Class Notes

1981

MARCH 1995 Abner Oakes IV, Karen McKeel
Class Notes
1981
MARCH 1995 Abner Oakes IV, Karen McKeel

Lolly and I get invited to people's houses for dinner. We go, proffering some small gift, with smiles on our faces. We like it when people like us enough to invite us over for a meal. Only when we arrive at these houses—and this happens all the time—we realize that we've forgotten one item: kids.

On the Saturday before All Hallow's Eve, Beth Shapiro Lewyckyj and her husband, Ray, invited us out to their place in Herndon, Va. (Beth, by the way, still works for the CIA, and you can't tell anyone that, OK?) Dressed as cats, their children Elise and little Jonathan met us at the door and ushered us inside. Tom and Beth Harris Booher then arrived, with their terribly tow-headed pair. A pregnant Jill Martin Eichner soon pulled up in a mini-van, and out tumbled two more, also costumed, also kids. My wife and I felt emptyhanded. All we had was a six of beer; it was good beer, but then it was only beer.

At one point in the evening, Lolly and I, with Kevin Lynch and new spouse Stephanie, were sitting in the playroom. Bustling around us were parents, kids, air-born Legos, a pregnant woman, all that we've come to associate with the various stages of offspring. But in blissful oblivion, the four of us were in deep discussion about a desperately important topic: how to raise an obedient cat.

A few days later an announcement arrived: Doug Harrison's wife, Jama, gave birth to a girl, Jordan Carey, on October 27. Ma and Pa are both busy doctors—Doug's in general surgery while Jama is a general internistso busy in fact that Doug was on call the weekend after daughter was born, and Jama was reviewing patient charts and answering phone calls the Monday after delivery. We're getting used to this little squirt," Jama told me over the phone. "But the dog we could stick in the laundry room if it got in the way."
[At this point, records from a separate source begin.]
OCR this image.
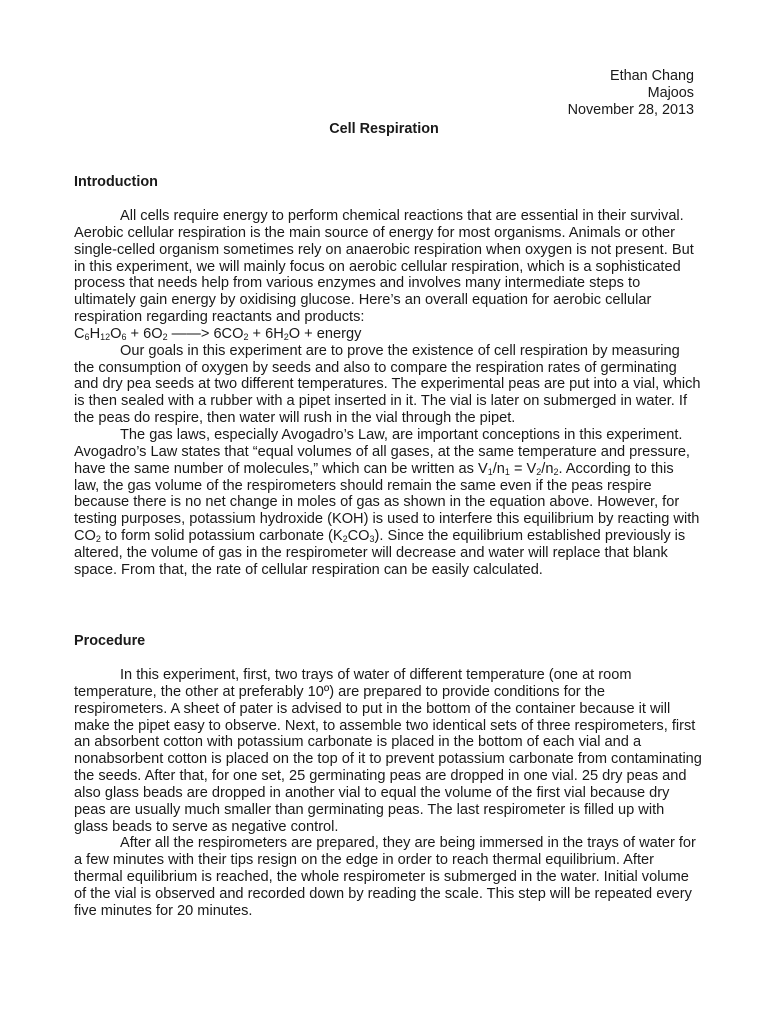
Ethan Chang
Majoos
November 28, 2013
Cell Respiration
Introduction

All cells require energy to perform chemical reactions that are essential in their survival. Aerobic cellular respiration is the main source of energy for most organisms. Animals or other single-celled organism sometimes rely on anaerobic respiration when oxygen is not present. But in this experiment, we will mainly focus on aerobic cellular respiration, which is a sophisticated process that needs help from various enzymes and involves many intermediate steps to ultimately gain energy by oxidising glucose. Here’s an overall equation for aerobic cellular respiration regarding reactants and products:

$C_6H_{12}O_6 + 6O_2$ ——> $6CO_2 + 6H_2O$ + energy

Our goals in this experiment are to prove the existence of cell respiration by measuring the consumption of oxygen by seeds and also to compare the respiration rates of germinating and dry pea seeds at two different temperatures. The experimental peas are put into a vial, which is then sealed with a rubber with a pipet inserted in it. The vial is later on submerged in water. If the peas do respire, then water will rush in the vial through the pipet.

The gas laws, especially Avogadro’s Law, are important conceptions in this experiment. Avogadro’s Law states that “equal volumes of all gases, at the same temperature and pressure, have the same number of molecules,” which can be written as $V_1/n_1 = V_2/n_2$. According to this law, the gas volume of the respirometers should remain the same even if the peas respire because there is no net change in moles of gas as shown in the equation above. However, for testing purposes, potassium hydroxide (KOH) is used to interfere this equilibrium by reacting with $CO_2$ to form solid potassium carbonate $(K_2CO_3)$. Since the equilibrium established previously is altered, the volume of gas in the respirometer will decrease and water will replace that blank space. From that, the rate of cellular respiration can be easily calculated.

Procedure

In this experiment, first, two trays of water of different temperature (one at room temperature, the other at preferably 10º) are prepared to provide conditions for the respirometers. A sheet of pater is advised to put in the bottom of the container because it will make the pipet easy to observe. Next, to assemble two identical sets of three respirometers, first an absorbent cotton with potassium carbonate is placed in the bottom of each vial and a nonabsorbent cotton is placed on the top of it to prevent potassium carbonate from contaminating the seeds. After that, for one set, 25 germinating peas are dropped in one vial. 25 dry peas and also glass beads are dropped in another vial to equal the volume of the first vial because dry peas are usually much smaller than germinating peas. The last respirometer is filled up with glass beads to serve as negative control.

After all the respirometers are prepared, they are being immersed in the trays of water for a few minutes with their tips resign on the edge in order to reach thermal equilibrium. After thermal equilibrium is reached, the whole respirometer is submerged in the water. Initial volume of the vial is observed and recorded down by reading the scale. This step will be repeated every five minutes for 20 minutes.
This threesome lives on Mockingbird Court in Rocky Mount, N.C.great names, huh?— and occasionally makes the drive here to the District, to take in the theater, have a good meal, get a cultural injection.

Speaking of injections: seen Pulp Fiction? Last summer Mark Frawley had a birth, of sorts. With a troupe called The Talent Company, he directed and choreographed a production of Damn Yankees at the recently renovated Empire Theater at the New York State Fairgrounds. And as you read in the recent mailing about our 15th Reunion, Mark's putting together a cabaret for that weekend: if you're interested in doing an a cappella version of "My Sharona" or reciting the Porter's speech from Macbeth, give our own dramaturge a call.

Coaching an NFL team isn't really the Big Time. The Big Time is when you get spoofed in a comic strip: the November 14 "Tank McNamara" put that father-son pair of Don and David Shula in their own fairy-tale episode of Mayberry RFD. Hope some magic dust rubs off on Dave's Bengals.

Lastly, Rockin' Rick Silverman, Reunion Tsar, medical doctor, ex-oarsman, says, "Return your little green cards. Mark that you'll come that June weekend. Learn a really raunchy monologue from a David Mamet play and then call Mark. Bring a cat to reunion if you don't have kids."